Tarafların açıklamaları ve dosya kapsamındaki faturalar birlikte değerlendirildiğinde; davacının gemisine montajı yapılan otopilot cihazının 4.043.860.000 TL ( 4.043,86 YTL ) bedel karşılığı davalılardan F.Mahmut tarafından teslim ve montaj işinin ‘yapıldığı ve davacıyla bu yüklenici arasında Borçlar Kanunu’nun 355. maddesi hükmünde tanımlandığı üzere “sözlü” eser sözleşmesinin kurulmuş olduğu; diğer davalı şirketin ise, sadece cihazın bakım ve tamirini yaptığı ve 637,20 YTL bedeli davacıdan tahsil ettiği sonucuna varılmaktadır.

Davada, sözleşme konusu cihazın kabul edilemeyecek şekilde ayıplı olduğu ileri sürüldüğü gibi, davalı şirket tarafından yapılan onarımın da gereği gibi yapılmadığı ileri sürülerek, davalı F.Mahmut’a ödenen iş bedelinin; davalı şirkete ise ödenen onarım bedelinin iadesi istenmektedir.

Ayıp, bir malda ya da eserde sözleşme ve yasa hükümlerine göre normal olarak bulunması gereken niteliklerin bulunmaması ya da bulunmaması gereken bozuklukların bulunmasıdır. Başka bir anlatımla ayıp, eşyanın normal niteliklerden ayrılmasıdır. Eserin tesliminden sonra iş sahibi, işlerin olağan gidişine göre imkan bulur bulmaz eseri gözden geçirmek ve ayıpları varsa derhal yükleniciye bildirmek zorundadır. Ters durumda yüklenici her türlü sorumluluktan kurtulmuş olur. Ancak kasten sakladığı ayıplarla usulüne uygun yapılan gözden geçirmede fark edilmeyecek ayıplar için yüklenicinin sorumluluğu devam eder. Eğer, meydana getirilen eserin teslim alındığı sırada usulüne uygun yapılan gözden geçirme ile var olan kusurları görülmemiş ise, ortada gizli bir ayıbın olduğu kabul edilir. Ayıp sonradan ortaya çıkarsa, iş sahibi öğrenir öğrenmez yükleniciye bildirmek zorundadır. Yüklenicinin iş sahibine olan borçlarına aykırı olarak imalini yüklendiği eserin ayıplı olması durumunda; açık ayıplarda Borçlar Kanunu’nun 359., gizli ayıplarda ise 362. maddeleri hükümlerine uygun olarak ihbarda bulunduğu takdirde, iş-eser sahibi, aynı Kanun’un 360. maddesinde tanınan hakları kullanabilir. Somut olayda; sözleşme konusu cihaz üzerinde bilirkişi incelemesi yapılmadan ayıp ihbarı yapılmış ise, süresinde olup olmadığı araştırılmadan, varsa ayıbın derecesi saptanmadan iş bedelinin ve onarım bedelinin davalı şirket ile F.Mahmut’tan müteselsilen tahsiline mahkemece karar verilmesinde isabet görülmemiştir.

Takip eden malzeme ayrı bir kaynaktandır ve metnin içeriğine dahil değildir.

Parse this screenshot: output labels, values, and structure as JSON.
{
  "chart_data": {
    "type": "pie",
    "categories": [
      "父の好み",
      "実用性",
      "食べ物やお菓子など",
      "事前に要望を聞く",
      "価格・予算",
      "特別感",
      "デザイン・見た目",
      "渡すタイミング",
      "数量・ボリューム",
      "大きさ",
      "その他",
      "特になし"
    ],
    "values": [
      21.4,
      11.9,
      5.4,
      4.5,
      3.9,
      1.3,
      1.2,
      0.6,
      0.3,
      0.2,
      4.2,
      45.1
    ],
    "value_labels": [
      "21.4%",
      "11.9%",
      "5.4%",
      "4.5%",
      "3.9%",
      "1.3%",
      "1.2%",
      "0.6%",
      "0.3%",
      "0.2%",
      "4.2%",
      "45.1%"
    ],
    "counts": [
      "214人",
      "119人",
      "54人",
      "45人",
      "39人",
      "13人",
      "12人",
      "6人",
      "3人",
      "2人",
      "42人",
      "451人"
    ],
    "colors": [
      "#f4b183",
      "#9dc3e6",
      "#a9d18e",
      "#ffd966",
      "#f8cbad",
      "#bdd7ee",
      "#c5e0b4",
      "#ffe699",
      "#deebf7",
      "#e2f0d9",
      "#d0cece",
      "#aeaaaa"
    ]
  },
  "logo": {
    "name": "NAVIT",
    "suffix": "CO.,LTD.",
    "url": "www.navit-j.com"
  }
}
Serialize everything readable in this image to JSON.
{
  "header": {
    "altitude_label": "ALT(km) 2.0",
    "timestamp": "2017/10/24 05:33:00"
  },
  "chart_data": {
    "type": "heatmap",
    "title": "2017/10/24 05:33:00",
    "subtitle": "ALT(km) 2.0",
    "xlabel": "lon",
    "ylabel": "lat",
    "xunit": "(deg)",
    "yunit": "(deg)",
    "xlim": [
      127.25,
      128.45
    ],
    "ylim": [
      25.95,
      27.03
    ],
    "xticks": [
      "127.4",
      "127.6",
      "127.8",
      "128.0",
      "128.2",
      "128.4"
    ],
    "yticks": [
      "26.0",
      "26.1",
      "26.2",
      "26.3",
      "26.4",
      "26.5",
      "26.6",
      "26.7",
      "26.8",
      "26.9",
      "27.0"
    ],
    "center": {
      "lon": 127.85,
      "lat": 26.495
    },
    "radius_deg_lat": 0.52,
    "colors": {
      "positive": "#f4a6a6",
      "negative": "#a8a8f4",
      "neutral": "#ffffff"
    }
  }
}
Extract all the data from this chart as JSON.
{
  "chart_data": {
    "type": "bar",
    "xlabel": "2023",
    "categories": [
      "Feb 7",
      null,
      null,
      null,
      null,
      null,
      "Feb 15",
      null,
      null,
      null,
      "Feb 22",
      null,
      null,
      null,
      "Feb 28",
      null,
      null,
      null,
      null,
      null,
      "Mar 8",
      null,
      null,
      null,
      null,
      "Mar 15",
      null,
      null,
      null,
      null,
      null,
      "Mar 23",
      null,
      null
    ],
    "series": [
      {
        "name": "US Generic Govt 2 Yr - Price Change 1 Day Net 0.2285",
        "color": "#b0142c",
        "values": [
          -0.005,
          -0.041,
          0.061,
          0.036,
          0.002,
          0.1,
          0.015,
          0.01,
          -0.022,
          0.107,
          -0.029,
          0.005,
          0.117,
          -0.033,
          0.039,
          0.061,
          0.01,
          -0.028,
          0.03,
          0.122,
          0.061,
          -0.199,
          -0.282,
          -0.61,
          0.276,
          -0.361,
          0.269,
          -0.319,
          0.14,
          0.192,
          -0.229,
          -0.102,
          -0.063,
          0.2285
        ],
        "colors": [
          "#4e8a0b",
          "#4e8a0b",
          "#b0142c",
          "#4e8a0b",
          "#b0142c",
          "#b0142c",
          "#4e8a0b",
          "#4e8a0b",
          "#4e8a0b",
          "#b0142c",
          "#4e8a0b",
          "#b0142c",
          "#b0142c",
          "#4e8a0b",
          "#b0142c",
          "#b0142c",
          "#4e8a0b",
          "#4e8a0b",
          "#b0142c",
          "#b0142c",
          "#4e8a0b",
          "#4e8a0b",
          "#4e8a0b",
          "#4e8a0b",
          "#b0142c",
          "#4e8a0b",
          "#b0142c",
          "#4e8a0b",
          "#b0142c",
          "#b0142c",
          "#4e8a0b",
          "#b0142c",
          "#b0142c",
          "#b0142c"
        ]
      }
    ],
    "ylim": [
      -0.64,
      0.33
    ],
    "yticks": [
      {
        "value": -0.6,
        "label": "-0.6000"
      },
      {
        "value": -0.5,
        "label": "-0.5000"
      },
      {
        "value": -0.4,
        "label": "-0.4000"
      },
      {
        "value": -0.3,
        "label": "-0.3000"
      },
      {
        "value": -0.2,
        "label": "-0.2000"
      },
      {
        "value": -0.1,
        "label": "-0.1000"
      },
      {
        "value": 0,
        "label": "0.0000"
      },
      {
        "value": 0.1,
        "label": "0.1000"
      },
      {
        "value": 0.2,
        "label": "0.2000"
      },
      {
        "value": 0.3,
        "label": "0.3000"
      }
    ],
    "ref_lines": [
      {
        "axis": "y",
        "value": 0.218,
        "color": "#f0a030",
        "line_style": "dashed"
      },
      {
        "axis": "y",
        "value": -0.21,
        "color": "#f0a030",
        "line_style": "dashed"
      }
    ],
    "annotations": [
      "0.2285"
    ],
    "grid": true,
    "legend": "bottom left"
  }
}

Diğer yandan, davası kabul edilen alacağa mahkemece uygulanan temerrüt faizinin nevi ve oranının da mahkemece gösterilmemiş ve temerrüt tarihinin saptanmamış olması, kabul şekli bakımından da doğru değildir.

O halde, mahkemece yapılacak iş, süresinde ayıp ihbarı yapılmışsa, sözleşme konusu cihaz üzerinde uzman bilirkişi aracığıyla inceleme yapılarak cihazdaki ayıpların ve davalı şirket tarafından yapılan onarımın ayıplı olup olmadığının; ayıplı ise, derecesinin belirlenmesi ve Borçlar Kanunu’nun 360. maddesine göre davacının hangi seçimlik hakkını kullanabileceğinin tespiti ve varılacak sonuca göre davalı şirket ile F.Mahmut hakkında ayrı ayrı hüküm kurulmasından ibaret olmalıdır (15. HD. 24.6.2008, 2466/4205).